Nick Cannon Visits Jewish Human Rights Group, Learns About Holocaust After-Semitic Comments
The TV host pledged to donate his first paycheck from The Masked Singer to support the Simon Wiesenthal Center's work
Nick Cannon is following through on his commitment to reflect and learn about the Jewish community after making anti-Semitic comments.
On Monday — less than a week after the rapper and actor apologized for hurtful remarks he made on his Cannon's Class podcast — he visited the Simon Wiesenthal Center and Museum of Tolerance in Los Angeles, where he learned about the work of the human rights organization as well as ways to build bridges between the Jewish and Black communities, according to a press release.
During his time at the center, Cannon, 39, talked with senior officials of the SWC and was shown The Hitler Letter — a letter written by Adolf Hitler himself, which detailed plans for the "uncompromising removal of the Jews altogether."
Also at the museum, Cannon learned about stories from Holocaust survivors and viewed the recreation of Nazi hunter Simon Wiesenthal's Vienna office. Wiesenthal, who survived a Nazi death camp, dedicated his life to documenting the crimes of the Holocaust before his death in 2005.
The TV host pledged to donate his first paycheck from The Masked Singer to support the center's work.
He also discussed working on media projects that will promote tolerance with Simon Wiesenthal Center Academy Award winner's Richard Trank.
“Nick shared with me his willingness to be a beacon for change and understanding between our beautiful communities. For more dialogue and communication,” Oseary wrote on Instagram on July 18, noting that Sean “Diddy” Combs had recommended the pair speak to one another.
The controversy unfolded when Cannon made anti-Semitic remarks on the June 30 episode of his podcast. Shortly after receiving backlash for his actions, Cannon announced that he would be taking time off from his Power 106 radio show, Nick Cannon Mornings.
"I will use this time to establish an action plan towards real, impactful change and advocacy aimed at bringing people together," he tweeted on July 16, also writing that he planned to "further commit myself to more profound learning and towards strengthening the bond between the Black and Jewish cultures every day going forward."

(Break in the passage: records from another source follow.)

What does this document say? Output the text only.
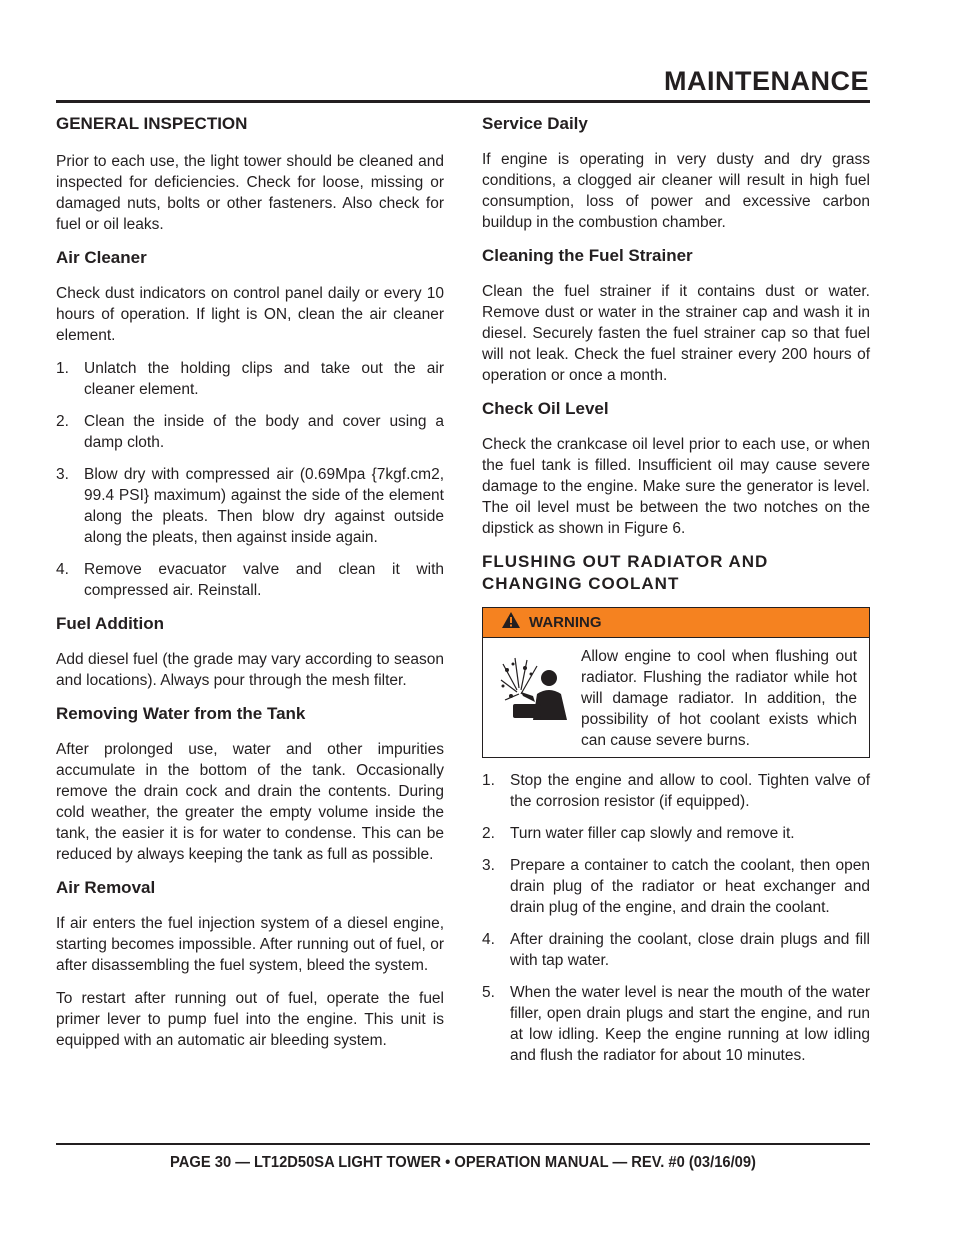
MAINTENANCE
GENERAL INSPECTION

Prior to each use, the light tower should be cleaned and inspected for deficiencies. Check for loose, missing or damaged nuts, bolts or other fasteners. Also check for fuel or oil leaks.

Air Cleaner

Check dust indicators on control panel daily or every 10 hours of operation. If light is ON, clean the air cleaner element.

1. Unlatch the holding clips and take out the air cleaner element.
2. Clean the inside of the body and cover using a damp cloth.
3. Blow dry with compressed air (0.69Mpa {7kgf.cm2, 99.4 PSI} maximum) against the side of the element along the pleats. Then blow dry against outside along the pleats, then against inside again.
4. Remove evacuator valve and clean it with compressed air. Reinstall.
Fuel Addition

Add diesel fuel (the grade may vary according to season and locations). Always pour through the mesh filter.

Removing Water from the Tank

After prolonged use, water and other impurities accumulate in the bottom of the tank. Occasionally remove the drain cock and drain the contents. During cold weather, the greater the empty volume inside the tank, the easier it is for water to condense. This can be reduced by always keeping the tank as full as possible.

Air Removal

If air enters the fuel injection system of a diesel engine, starting becomes impossible. After running out of fuel, or after disassembling the fuel system, bleed the system.

To restart after running out of fuel, operate the fuel primer lever to pump fuel into the engine. This unit is equipped with an automatic air bleeding system.

Service Daily

If engine is operating in very dusty and dry grass conditions, a clogged air cleaner will result in high fuel consumption, loss of power and excessive carbon buildup in the combustion chamber.

Cleaning the Fuel Strainer

Clean the fuel strainer if it contains dust or water. Remove dust or water in the strainer cap and wash it in diesel. Securely fasten the fuel strainer cap so that fuel will not leak. Check the fuel strainer every 200 hours of operation or once a month.

Check Oil Level

Check the crankcase oil level prior to each use, or when the fuel tank is filled. Insufficient oil may cause severe damage to the engine. Make sure the generator is level. The oil level must be between the two notches on the dipstick as shown in Figure 6.

FLUSHING OUT RADIATOR AND CHANGING COOLANT
WARNING

Allow engine to cool when flushing out radiator. Flushing the radiator while hot will damage radiator. In addition, the possibility of hot coolant exists which can cause severe burns.

1. Stop the engine and allow to cool. Tighten valve of the corrosion resistor (if equipped).
2. Turn water filler cap slowly and remove it.
3. Prepare a container to catch the coolant, then open drain plug of the radiator or heat exchanger and drain plug of the engine, and drain the coolant.
4. After draining the coolant, close drain plugs and fill with tap water.
5. When the water level is near the mouth of the water filler, open drain plugs and start the engine, and run at low idling. Keep the engine running at low idling and flush the radiator for about 10 minutes.
PAGE 30 — LT12D50SA LIGHT TOWER • OPERATION MANUAL — REV. #0 (03/16/09)
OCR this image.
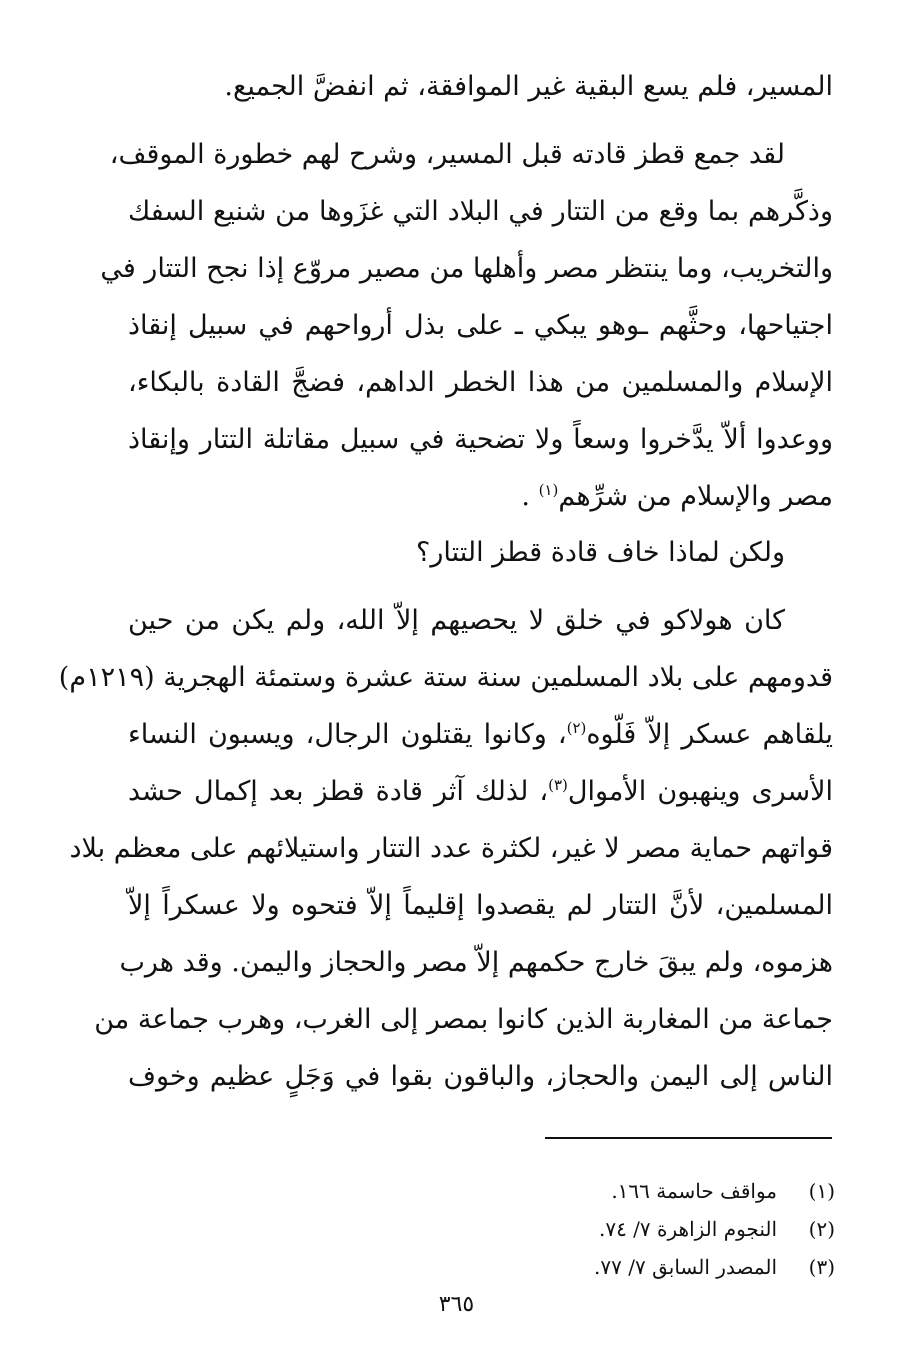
المسير، فلم يسع البقية غير الموافقة، ثم انفضَّ الجميع.
لقد جمع قطز قادته قبل المسير، وشرح لهم خطورة الموقف،
وذكَّرهم بما وقع من التتار في البلاد التي غزَوها من شنيع السفك
والتخريب، وما ينتظر مصر وأهلها من مصير مروّع إذا نجح التتار في
اجتياحها، وحثَّهم ـوهو يبكي ـ على بذل أرواحهم في سبيل إنقاذ
الإسلام والمسلمين من هذا الخطر الداهم، فضجَّ القادة بالبكاء،
ووعدوا ألاّ يدَّخروا وسعاً ولا تضحية في سبيل مقاتلة التتار وإنقاذ
مصر والإسلام من شرِّهم$^{(١)}$ .
ولكن لماذا خاف قادة قطز التتار؟
كان هولاكو في خلق لا يحصيهم إلاّ الله، ولم يكن من حين
قدومهم على بلاد المسلمين سنة ستة عشرة وستمئة الهجرية (١٢١٩م)
يلقاهم عسكر إلاّ فَلّوه$^{(٢)}$، وكانوا يقتلون الرجال، ويسبون النساء
الأسرى وينهبون الأموال$^{(٣)}$، لذلك آثر قادة قطز بعد إكمال حشد
قواتهم حماية مصر لا غير، لكثرة عدد التتار واستيلائهم على معظم بلاد
المسلمين، لأنَّ التتار لم يقصدوا إقليماً إلاّ فتحوه ولا عسكراً إلاّ
هزموه، ولم يبقَ خارج حكمهم إلاّ مصر والحجاز واليمن. وقد هرب
جماعة من المغاربة الذين كانوا بمصر إلى الغرب، وهرب جماعة من
الناس إلى اليمن والحجاز، والباقون بقوا في وَجَلٍ عظيم وخوف
(١)مواقف حاسمة ١٦٦.
(٢)النجوم الزاهرة ٧/ ٧٤.
(٣)المصدر السابق ٧/ ٧٧.
٣٦٥
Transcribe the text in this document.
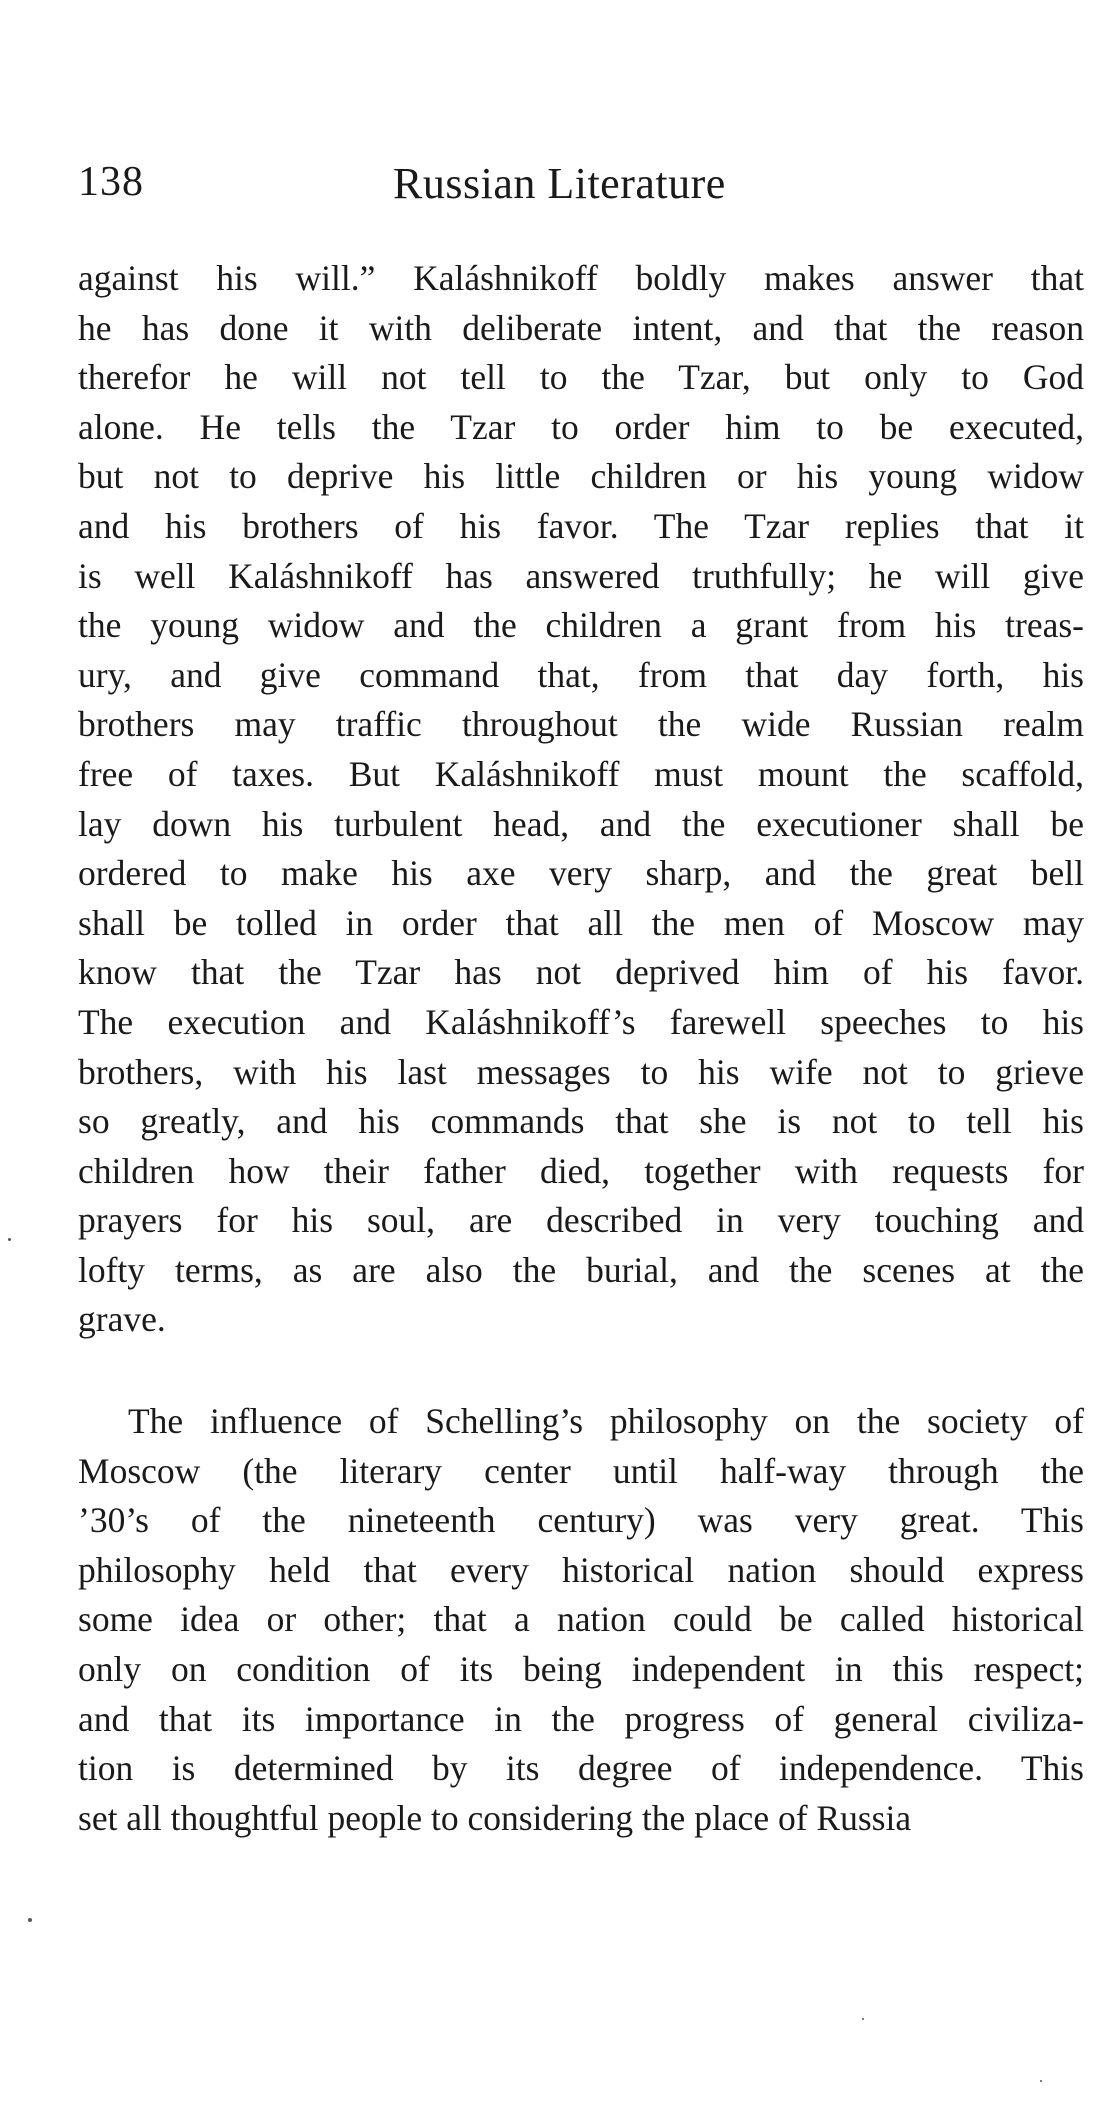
138	Russian Literature
against his will.” Kaláshnikoff boldly makes answer that
he has done it with deliberate intent, and that the reason
therefor he will not tell to the Tzar, but only to God
alone. He tells the Tzar to order him to be executed,
but not to deprive his little children or his young widow
and his brothers of his favor. The Tzar replies that it
is well Kaláshnikoff has answered truthfully; he will give
the young widow and the children a grant from his treas-
ury, and give command that, from that day forth, his
brothers may traffic throughout the wide Russian realm
free of taxes. But Kaláshnikoff must mount the scaffold,
lay down his turbulent head, and the executioner shall be
ordered to make his axe very sharp, and the great bell
shall be tolled in order that all the men of Moscow may
know that the Tzar has not deprived him of his favor.
The execution and Kaláshnikoff’s farewell speeches to his
brothers, with his last messages to his wife not to grieve
so greatly, and his commands that she is not to tell his
children how their father died, together with requests for
prayers for his soul, are described in very touching and
lofty terms, as are also the burial, and the scenes at the
grave.
The influence of Schelling’s philosophy on the society of
Moscow (the literary center until half-way through the
’30’s of the nineteenth century) was very great. This
philosophy held that every historical nation should express
some idea or other; that a nation could be called historical
only on condition of its being independent in this respect;
and that its importance in the progress of general civiliza-
tion is determined by its degree of independence. This
set all thoughtful people to considering the place of Russia
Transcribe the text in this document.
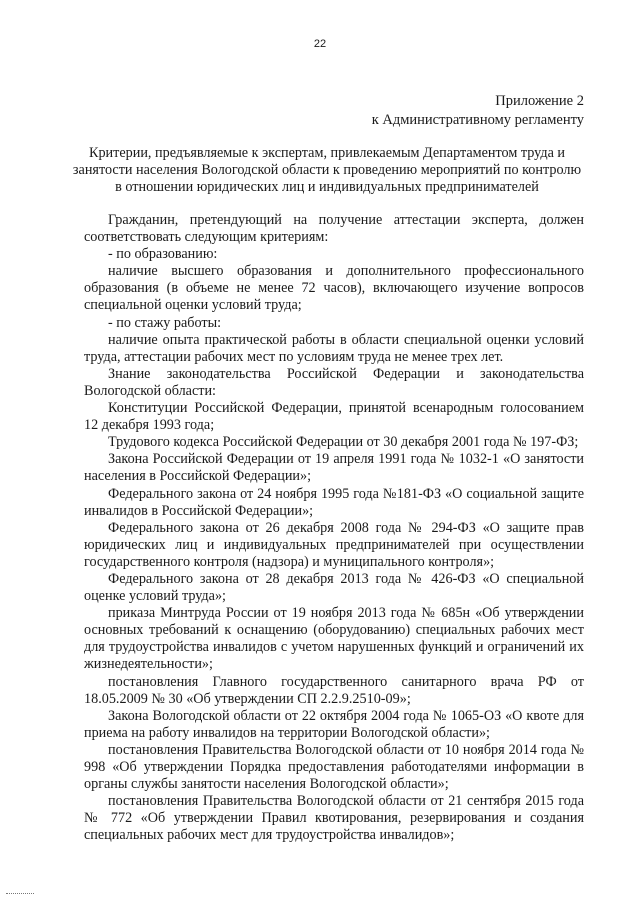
22
Приложение 2
к Административному регламенту
Критерии, предъявляемые к экспертам, привлекаемым Департаментом труда и занятости населения Вологодской области к проведению мероприятий по контролю в отношении юридических лиц и индивидуальных предпринимателей

Гражданин, претендующий на получение аттестации эксперта, должен соответствовать следующим критериям:

- по образованию:

наличие высшего образования и дополнительного профессионального образования (в объеме не менее 72 часов), включающего изучение вопросов специальной оценки условий труда;

- по стажу работы:

наличие опыта практической работы в области специальной оценки условий труда, аттестации рабочих мест по условиям труда не менее трех лет.

Знание законодательства Российской Федерации и законодательства Вологодской области:

Конституции Российской Федерации, принятой всенародным голосованием 12 декабря 1993 года;

Трудового кодекса Российской Федерации от 30 декабря 2001 года № 197-ФЗ;

Закона Российской Федерации от 19 апреля 1991 года № 1032-1 «О занятости населения в Российской Федерации»;

Федерального закона от 24 ноября 1995 года №181-ФЗ «О социальной защите инвалидов в Российской Федерации»;

Федерального закона от 26 декабря 2008 года № 294-ФЗ «О защите прав юридических лиц и индивидуальных предпринимателей при осуществлении государственного контроля (надзора) и муниципального контроля»;

Федерального закона от 28 декабря 2013 года № 426-ФЗ «О специальной оценке условий труда»;

приказа Минтруда России от 19 ноября 2013 года № 685н «Об утверждении основных требований к оснащению (оборудованию) специальных рабочих мест для трудоустройства инвалидов с учетом нарушенных функций и ограничений их жизнедеятельности»;

постановления Главного государственного санитарного врача РФ от 18.05.2009 № 30 «Об утверждении СП 2.2.9.2510-09»;

Закона Вологодской области от 22 октября 2004 года № 1065-ОЗ «О квоте для приема на работу инвалидов на территории Вологодской области»;

постановления Правительства Вологодской области от 10 ноября 2014 года № 998 «Об утверждении Порядка предоставления работодателями информации в органы службы занятости населения Вологодской области»;

постановления Правительства Вологодской области от 21 сентября 2015 года № 772 «Об утверждении Правил квотирования, резервирования и создания специальных рабочих мест для трудоустройства инвалидов»;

As a result, his radio show will "be on hiatus for the near term," KPWR Power 106's parent company Meruelo Media told PEOPLE in a statement.
"While the remarks were not part of our radio content, nor lived on any of the platforms associated with Meruelo Media, as a minority-owned media company, we take these matters very seriously," the statement continued. "Meruelo Media condemns all expressions of hate, racism, bigotry and anti-Semitism."
Cannon will stay on as host of Fox's The Masked Singer, but ViacomCBS, home of Cannon's Wild 'N Out, announced that the network will cut ties with the father of three. According to The Hollywood Reporter, his eponymous show from Lionsgate's Debmar-Mercury, set to premiere this fall, will be pushed back a year.
On July 15, Cannon tweeted that he was "deeply sorry" for using "words & referenced literature I assumed to be factual to uplift my community instead turned out to be hateful propaganda and stereotypical rhetoric that pained another community."